The past few months have been a journey that Bekah and I never wanted to take. Not a day goes by that we don’t think about our dear Silas. Remembering and mourning his all-too-short life is still a major part of our existence, and, for me at least, questions and doubts still plague my life. I don’t know if there will ever come a day in which we don’t think about our precious son. All that being said, however, we’re ready to go back.
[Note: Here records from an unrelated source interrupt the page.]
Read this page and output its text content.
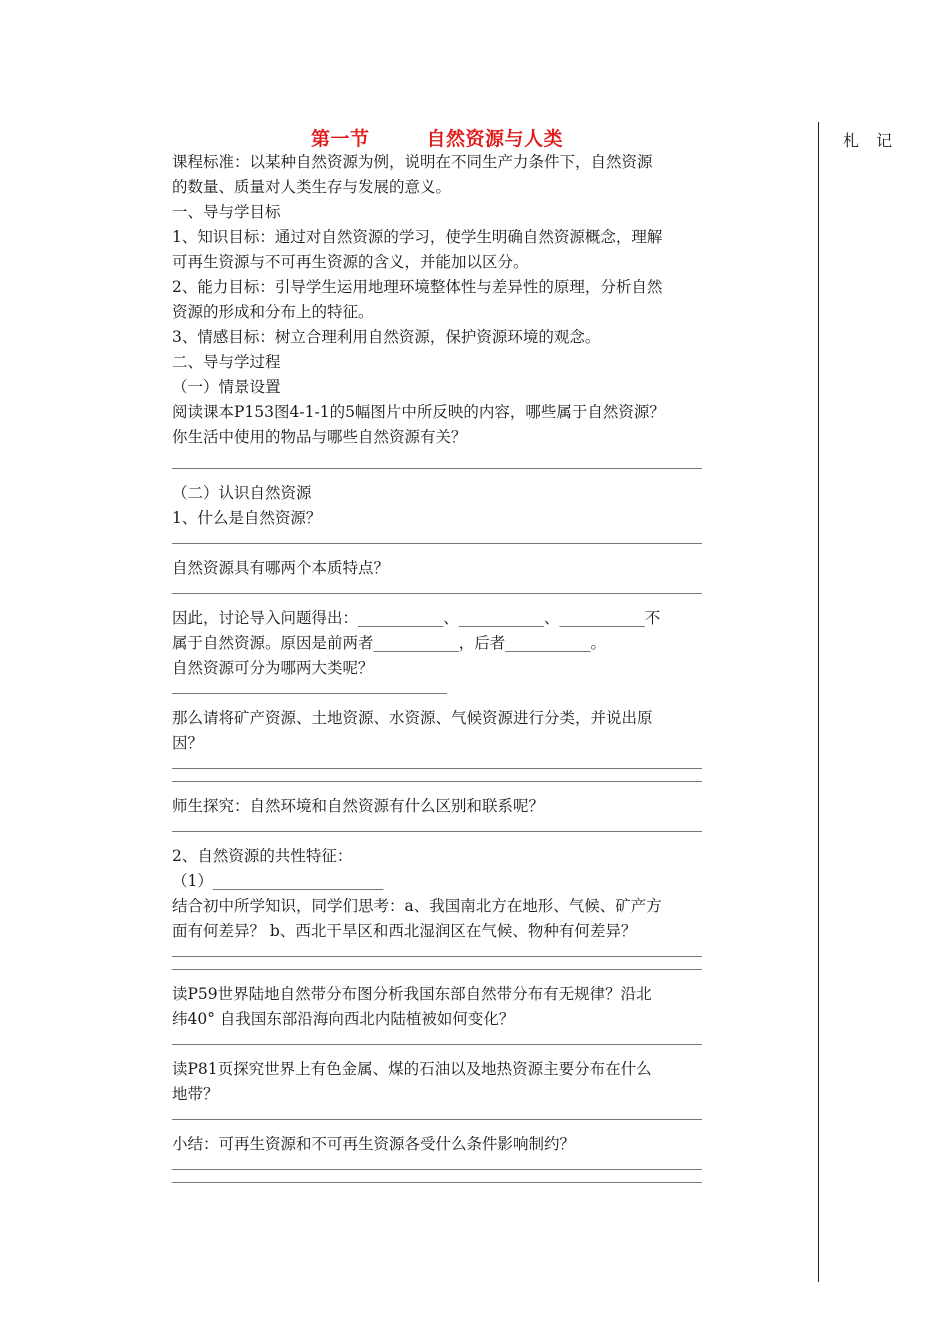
第一节        自然资源与人类	札 记

课程标准：以某种自然资源为例，说明在不同生产力条件下，自然资源

的数量、质量对人类生存与发展的意义。

一、导与学目标

1、知识目标：通过对自然资源的学习，使学生明确自然资源概念，理解

可再生资源与不可再生资源的含义，并能加以区分。

2、能力目标：引导学生运用地理环境整体性与差异性的原理，分析自然

资源的形成和分布上的特征。

3、情感目标：树立合理利用自然资源，保护资源环境的观念。

二、导与学过程

（一）情景设置

阅读课本P153图4-1-1的5幅图片中所反映的内容，哪些属于自然资源？

你生活中使用的物品与哪些自然资源有关？

（二）认识自然资源

1、什么是自然资源？

自然资源具有哪两个本质特点？

因此，讨论导入问题得出：___________、___________、___________不

属于自然资源。原因是前两者___________，后者___________。

自然资源可分为哪两大类呢？

那么请将矿产资源、土地资源、水资源、气候资源进行分类，并说出原

因？

师生探究：自然环境和自然资源有什么区别和联系呢？

2、自然资源的共性特征：

（1）______________________

结合初中所学知识，同学们思考：a、我国南北方在地形、气候、矿产方

面有何差异？ b、西北干旱区和西北湿润区在气候、物种有何差异？

读P59世界陆地自然带分布图分析我国东部自然带分布有无规律？沿北

纬40° 自我国东部沿海向西北内陆植被如何变化？

读P81页探究世界上有色金属、煤的石油以及地热资源主要分布在什么

地带？

小结：可再生资源和不可再生资源各受什么条件影响制约？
This journey is far from over, and we realize that, to a large extent, this journey will never come to an end. When Silas was born we became parents, that doesn’t change just because he was stillborn. The only thing that distinguishes us from other parents is that we are parents who lost our son, but we are parents nonetheless. This pain and this loss will mark us, it will make up a large part of our identity forever. That’s why I choose not to speak of “moving on.”
“Moving on” feels like we’re saying “leave behind.”
I feel like way too often we are expected to “get over” our loss. Not just our loss, but any loss in general. It’s as if we are to try to get back to some pre-Silas state where the wound disappears and we are whole again, as if it never happened. Maybe that’s not what people mean when they talk about moving on, but it’s what I hear. This wound will never fully heal. The pain will subside, a little, but we will always be parents who lost our son. So if moving on means forgetting, it will never happen. What we are ready to do, however, is move forward.
The difference is that when we move forward we take Silas with us, and everything we do will be marked by our loss but not defined by it. I’m ready for that. I’m ready to live my life, to go forward, not without fears or sadness, but with a commitment to honor Silas through what we do in his absence. I want to honor him in our service to those we have chosen to live with. Through the classes I teach about God and the Bible, and the Children we love at the Children’s home, I want us to honor our beloved son.
So on Monday evening we begin our journey back, and on Tuesday we’ll arrive home in Arica. Then in March classes will start and Bekah and I will begin visiting the group-foster home again, and little by little we’ll start to carve out a new normal as loving parents whose lives have been so unequivocally changed by the life of our beautiful baby boy, Silas.